No, you are NO namby pamby... although I HAVE heard of that phrase and your post cracks me up!!!! totally following your blog now!
Thanks for dropping by my copost with Serendipity's Library! What a blast!

Rosemary Gemmell said...

Love that phrase, but I didn't know the origin of it, so thanks for that! I used to watch Andy Pandy and all the other Watch with Mother shows. Never knew that about his name but it makes perfect sense!

Writer Pat J said...

Aaaa.... I'd forgetten all about Andy Pandy! Talk about a blast from the past...

Theresa Milstein said...

I am pretty confident you are the ONLY person to use "namby pamby" for the A to Z Challenge. Did you consider nincompoop?

I like the poem too.

Kristy said...

I love quirky phrases like that. I also enjoy a good "neither here nor there," because it is just so full of bullshit. I also like "willy nilly," as in, "You can't just run around here all willy-nilly like!" I often shout that when I am doing my second grade lunch duty.

Langley said...

I love the word(s) namby-pamby but did not know about the origins. Super N choice!

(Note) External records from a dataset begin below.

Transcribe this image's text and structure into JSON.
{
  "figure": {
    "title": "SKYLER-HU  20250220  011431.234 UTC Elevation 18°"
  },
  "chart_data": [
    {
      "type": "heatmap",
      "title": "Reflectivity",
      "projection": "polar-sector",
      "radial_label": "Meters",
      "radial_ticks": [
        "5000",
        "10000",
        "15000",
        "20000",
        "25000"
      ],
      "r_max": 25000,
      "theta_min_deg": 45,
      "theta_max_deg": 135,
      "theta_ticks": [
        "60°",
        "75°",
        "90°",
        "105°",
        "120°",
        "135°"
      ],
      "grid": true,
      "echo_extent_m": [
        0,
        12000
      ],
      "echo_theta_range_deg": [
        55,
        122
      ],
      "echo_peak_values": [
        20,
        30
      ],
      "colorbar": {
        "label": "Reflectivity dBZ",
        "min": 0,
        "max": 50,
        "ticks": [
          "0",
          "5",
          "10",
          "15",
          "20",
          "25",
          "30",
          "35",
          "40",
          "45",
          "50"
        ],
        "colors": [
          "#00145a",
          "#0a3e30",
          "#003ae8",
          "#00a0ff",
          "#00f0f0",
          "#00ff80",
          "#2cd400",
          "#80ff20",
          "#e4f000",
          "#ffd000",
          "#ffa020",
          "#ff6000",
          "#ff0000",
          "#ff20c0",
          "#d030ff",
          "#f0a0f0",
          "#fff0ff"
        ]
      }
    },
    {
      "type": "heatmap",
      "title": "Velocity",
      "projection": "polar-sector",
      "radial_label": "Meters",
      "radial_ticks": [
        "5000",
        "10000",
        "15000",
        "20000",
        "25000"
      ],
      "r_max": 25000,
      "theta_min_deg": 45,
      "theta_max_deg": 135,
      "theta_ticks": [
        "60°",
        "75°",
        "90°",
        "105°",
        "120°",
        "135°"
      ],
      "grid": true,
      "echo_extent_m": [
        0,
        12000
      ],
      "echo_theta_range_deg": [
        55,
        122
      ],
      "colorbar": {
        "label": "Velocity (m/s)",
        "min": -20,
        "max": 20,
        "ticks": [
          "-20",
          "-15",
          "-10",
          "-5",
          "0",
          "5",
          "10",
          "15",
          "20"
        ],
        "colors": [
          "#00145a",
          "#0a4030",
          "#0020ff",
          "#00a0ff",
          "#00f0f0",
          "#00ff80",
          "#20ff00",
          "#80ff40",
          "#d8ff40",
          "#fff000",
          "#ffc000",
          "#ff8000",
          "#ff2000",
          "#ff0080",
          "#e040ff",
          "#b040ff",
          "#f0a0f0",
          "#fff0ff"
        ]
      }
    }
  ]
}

I’m A-Z Blogging on Langley Writes about Writing and Langley’s Rich and Random Life

Julia Smith said...

Love that shot of the toys! And great choice for N.

Melissa Sarno said...

Thank you so much for teaching me about namby- pamby. I am definitely going to use that word. Love it!

Lynda R Young said...

Yep I was familiar with the phrase but it's been a long time since I've heard it. Cool to learn about its origins.